The authors argue first that ideological neutrality is important in finding the truth:

Arguably, a more feasible solution to the new demarcation problem is an old solution: when engaging in the core activities of scientific research, scientists should strive to eliminate the influence of all non-epistemic (e.g., ethical and political) values from the work they are conducting and (importantly) reviewing—at least to the extent that this is humanly possible. Like the ideal of a perfect democracy, the ideal of perfect ethical or political neutrality is probably never attainable in practice. Nonetheless, it is an ideal that motivates scientists to identify and hold each other accountable for any non-epistemic biases that might infiltrate and potentially distort scientific reasoning.

They then say that science is best conducted employing four Mertonian norms (Robert Merton was an American sociologists who wrote a lot about the sociology of science):

Merton’s first norm, perhaps inappropriately called “communism,” “prescribes the open communication of findings to other scientists and correlatively proscribing secrecy” (Zuckerman and Merton 1971).
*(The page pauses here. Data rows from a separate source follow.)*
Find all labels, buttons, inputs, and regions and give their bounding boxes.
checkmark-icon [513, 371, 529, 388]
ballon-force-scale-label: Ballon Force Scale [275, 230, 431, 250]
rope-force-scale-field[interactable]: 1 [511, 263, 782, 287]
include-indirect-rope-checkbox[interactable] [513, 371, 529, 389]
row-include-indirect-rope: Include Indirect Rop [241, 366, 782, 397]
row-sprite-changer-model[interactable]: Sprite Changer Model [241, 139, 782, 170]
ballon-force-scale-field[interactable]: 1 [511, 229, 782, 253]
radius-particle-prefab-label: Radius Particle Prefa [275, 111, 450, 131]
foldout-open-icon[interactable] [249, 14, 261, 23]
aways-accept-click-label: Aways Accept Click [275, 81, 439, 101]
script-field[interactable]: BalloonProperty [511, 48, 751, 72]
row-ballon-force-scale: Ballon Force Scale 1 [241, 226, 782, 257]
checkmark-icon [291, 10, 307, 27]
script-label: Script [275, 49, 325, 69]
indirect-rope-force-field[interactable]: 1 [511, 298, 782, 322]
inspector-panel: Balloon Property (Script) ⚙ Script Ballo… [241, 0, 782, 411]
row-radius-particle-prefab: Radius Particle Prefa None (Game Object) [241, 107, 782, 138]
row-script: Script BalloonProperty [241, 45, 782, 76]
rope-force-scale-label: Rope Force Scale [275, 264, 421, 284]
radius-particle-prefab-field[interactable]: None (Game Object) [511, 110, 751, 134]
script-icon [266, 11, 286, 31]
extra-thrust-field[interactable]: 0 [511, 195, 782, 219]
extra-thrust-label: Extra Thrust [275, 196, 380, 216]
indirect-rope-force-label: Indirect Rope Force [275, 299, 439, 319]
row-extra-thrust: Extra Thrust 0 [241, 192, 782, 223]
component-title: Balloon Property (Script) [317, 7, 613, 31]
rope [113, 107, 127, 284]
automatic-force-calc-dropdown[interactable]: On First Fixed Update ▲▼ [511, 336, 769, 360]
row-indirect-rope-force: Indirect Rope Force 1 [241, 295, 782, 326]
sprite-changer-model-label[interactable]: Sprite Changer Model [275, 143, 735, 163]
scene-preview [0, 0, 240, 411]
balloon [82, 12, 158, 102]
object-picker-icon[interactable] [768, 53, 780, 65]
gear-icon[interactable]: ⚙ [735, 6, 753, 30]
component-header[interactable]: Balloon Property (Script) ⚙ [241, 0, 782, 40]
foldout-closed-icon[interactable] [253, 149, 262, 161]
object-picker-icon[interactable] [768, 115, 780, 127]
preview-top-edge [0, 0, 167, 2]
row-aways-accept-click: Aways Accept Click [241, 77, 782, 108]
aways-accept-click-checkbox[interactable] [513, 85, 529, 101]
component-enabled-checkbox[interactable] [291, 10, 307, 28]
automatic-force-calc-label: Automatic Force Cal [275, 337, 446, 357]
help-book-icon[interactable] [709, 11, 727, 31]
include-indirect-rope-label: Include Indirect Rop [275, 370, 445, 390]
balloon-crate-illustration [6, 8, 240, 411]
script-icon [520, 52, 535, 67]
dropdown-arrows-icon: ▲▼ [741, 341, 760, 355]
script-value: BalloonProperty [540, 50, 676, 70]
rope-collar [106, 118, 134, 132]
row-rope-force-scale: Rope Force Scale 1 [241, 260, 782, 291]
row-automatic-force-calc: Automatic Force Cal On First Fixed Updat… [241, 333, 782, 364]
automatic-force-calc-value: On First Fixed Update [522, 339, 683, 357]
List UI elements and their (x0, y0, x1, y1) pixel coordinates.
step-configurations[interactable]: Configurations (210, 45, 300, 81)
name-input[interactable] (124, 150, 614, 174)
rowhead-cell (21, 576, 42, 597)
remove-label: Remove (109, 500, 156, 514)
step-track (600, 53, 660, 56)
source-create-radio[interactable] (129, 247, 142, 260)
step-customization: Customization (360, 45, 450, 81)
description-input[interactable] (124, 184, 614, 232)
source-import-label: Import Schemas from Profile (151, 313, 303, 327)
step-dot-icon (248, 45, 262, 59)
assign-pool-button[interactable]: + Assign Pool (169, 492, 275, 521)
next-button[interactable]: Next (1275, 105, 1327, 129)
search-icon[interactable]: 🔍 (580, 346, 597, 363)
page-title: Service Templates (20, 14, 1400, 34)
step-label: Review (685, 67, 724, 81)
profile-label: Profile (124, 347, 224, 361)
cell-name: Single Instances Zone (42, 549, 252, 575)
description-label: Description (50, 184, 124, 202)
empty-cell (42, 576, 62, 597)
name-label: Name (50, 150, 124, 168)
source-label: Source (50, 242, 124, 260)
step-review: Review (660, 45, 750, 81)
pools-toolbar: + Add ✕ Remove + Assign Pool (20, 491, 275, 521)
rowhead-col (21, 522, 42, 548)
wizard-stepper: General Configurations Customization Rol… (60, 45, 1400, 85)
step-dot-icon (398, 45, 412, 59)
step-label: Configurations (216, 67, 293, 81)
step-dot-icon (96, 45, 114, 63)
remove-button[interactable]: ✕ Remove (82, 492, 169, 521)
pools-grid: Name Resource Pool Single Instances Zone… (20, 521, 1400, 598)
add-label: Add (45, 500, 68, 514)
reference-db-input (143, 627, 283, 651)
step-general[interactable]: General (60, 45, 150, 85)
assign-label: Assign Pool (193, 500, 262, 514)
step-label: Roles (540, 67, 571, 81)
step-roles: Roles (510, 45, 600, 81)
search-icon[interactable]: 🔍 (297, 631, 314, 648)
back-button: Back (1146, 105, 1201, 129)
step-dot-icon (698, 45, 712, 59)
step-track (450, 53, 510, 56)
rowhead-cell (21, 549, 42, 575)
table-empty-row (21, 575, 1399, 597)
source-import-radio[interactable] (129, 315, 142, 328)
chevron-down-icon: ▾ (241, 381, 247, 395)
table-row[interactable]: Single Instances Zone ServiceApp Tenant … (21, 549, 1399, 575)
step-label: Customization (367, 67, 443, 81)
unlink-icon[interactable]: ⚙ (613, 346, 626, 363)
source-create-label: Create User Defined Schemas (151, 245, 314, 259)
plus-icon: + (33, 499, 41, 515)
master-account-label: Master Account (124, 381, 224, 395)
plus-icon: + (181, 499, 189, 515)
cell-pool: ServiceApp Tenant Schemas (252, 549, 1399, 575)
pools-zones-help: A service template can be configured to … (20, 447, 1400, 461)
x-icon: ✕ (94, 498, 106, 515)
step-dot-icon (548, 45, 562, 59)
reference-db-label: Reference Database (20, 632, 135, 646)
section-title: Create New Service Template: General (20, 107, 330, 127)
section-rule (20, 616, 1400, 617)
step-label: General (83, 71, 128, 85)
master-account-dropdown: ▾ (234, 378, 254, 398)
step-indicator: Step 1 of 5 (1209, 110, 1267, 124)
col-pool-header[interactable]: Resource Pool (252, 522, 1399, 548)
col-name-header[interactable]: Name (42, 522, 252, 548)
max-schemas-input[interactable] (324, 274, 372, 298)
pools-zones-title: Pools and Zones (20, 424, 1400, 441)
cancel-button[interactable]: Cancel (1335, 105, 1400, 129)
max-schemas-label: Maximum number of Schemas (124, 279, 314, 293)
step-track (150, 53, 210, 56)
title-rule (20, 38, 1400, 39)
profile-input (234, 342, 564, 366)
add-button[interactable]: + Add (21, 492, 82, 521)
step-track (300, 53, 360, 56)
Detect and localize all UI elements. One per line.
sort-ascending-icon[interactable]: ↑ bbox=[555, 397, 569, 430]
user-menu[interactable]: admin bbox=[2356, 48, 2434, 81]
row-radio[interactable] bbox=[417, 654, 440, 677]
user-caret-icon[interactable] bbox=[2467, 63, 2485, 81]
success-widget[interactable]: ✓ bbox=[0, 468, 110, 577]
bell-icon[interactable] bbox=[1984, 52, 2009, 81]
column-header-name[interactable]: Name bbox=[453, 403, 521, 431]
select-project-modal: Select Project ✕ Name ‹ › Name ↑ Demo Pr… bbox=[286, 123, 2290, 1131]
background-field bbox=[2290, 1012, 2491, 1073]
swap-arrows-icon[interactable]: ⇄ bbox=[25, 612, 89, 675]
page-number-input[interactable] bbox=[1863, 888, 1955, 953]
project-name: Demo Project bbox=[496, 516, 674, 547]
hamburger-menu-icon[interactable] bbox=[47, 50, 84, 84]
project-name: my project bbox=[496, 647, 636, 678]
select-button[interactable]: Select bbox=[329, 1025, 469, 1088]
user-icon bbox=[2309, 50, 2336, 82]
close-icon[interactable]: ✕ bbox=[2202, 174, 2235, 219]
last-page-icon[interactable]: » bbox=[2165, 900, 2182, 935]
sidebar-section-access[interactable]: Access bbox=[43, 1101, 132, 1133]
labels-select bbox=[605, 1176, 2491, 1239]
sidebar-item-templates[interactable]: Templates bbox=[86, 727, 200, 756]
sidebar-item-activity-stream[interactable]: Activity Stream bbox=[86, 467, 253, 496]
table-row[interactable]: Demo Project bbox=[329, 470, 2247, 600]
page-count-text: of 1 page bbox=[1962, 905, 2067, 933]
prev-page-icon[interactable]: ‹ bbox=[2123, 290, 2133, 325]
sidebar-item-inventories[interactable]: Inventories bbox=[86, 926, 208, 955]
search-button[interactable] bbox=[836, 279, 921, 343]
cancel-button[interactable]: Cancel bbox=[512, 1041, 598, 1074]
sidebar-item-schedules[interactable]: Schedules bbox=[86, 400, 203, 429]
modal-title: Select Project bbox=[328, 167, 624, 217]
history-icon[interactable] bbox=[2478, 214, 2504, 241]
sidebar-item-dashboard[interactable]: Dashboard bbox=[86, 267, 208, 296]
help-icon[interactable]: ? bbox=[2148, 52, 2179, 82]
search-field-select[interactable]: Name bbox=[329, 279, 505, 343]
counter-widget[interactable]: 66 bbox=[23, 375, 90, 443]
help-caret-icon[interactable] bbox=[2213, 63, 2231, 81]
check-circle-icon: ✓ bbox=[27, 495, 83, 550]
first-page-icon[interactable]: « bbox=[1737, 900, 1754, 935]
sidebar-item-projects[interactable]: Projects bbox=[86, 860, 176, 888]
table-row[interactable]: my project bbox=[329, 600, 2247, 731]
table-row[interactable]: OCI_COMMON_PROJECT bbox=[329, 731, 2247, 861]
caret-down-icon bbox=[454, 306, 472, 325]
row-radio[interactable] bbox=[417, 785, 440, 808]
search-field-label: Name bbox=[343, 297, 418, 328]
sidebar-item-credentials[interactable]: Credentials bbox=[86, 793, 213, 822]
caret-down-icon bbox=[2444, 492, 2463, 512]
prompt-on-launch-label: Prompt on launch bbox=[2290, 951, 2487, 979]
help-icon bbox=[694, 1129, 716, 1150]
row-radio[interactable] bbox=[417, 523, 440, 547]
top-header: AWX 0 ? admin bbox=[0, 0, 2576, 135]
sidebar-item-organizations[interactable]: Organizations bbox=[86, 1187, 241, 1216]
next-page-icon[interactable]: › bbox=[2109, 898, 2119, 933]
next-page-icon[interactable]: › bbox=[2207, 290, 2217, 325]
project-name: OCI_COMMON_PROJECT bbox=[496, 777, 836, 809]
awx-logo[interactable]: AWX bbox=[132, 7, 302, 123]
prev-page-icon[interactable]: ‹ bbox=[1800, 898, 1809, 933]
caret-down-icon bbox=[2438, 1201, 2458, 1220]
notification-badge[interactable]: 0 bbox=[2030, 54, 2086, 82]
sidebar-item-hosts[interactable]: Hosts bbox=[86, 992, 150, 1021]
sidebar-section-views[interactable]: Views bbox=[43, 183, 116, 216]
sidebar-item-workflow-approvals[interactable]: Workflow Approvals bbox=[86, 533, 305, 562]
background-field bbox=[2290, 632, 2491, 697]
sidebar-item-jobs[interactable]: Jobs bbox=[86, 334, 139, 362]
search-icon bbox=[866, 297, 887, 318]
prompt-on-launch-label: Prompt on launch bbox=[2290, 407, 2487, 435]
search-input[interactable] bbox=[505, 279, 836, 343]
. . . Merton’s second norm—universalism—states that personal attributes of a scientist, such as race, gender, nationality, religion, class, or political affiliation, are irrelevant when evaluating their scientific work. This norm functions epistemically as a corrective against all possible forms of discrimination other than merit.

. . . Merton’s third value, organized skepticism, encourages scientists to remain open to future falsification. This involves considering “all new evidence, hypotheses, theories, and innovations, even those that challenge or contradict their own work” (Anderson et al. 2010).

. . . Merton’s fourth norm called “disinterestedness” is perhaps the most controversial. Taken literally, this norm seems to require of scientists that they set aside personal goals in the pure pursuit of truth. Even the most careful scientist is vulnerable to confirmation bias (Wiens 1997). The expectation that scientists should behave as if they had no stake in the outcomes of their research is meant to counteract the effects of wishful thinking.

Now the authors discuss the opposition to these norms, and problems that arise when using them, but I think it’s useful to recognize that setting aside ideology is the best and fastest way to understand reality.

I suppose this post is a long-winded way of exporessing what I see as a self-aggrandizing phrase, and one that distorts the way that finding truth really works, but I’ve heard the phrase often enough to dissect it a bit.

The upshot: neither morality or ideology can be derived from reality, but those of a certain ideological or moral bent may rely on reality more than those of other stripes.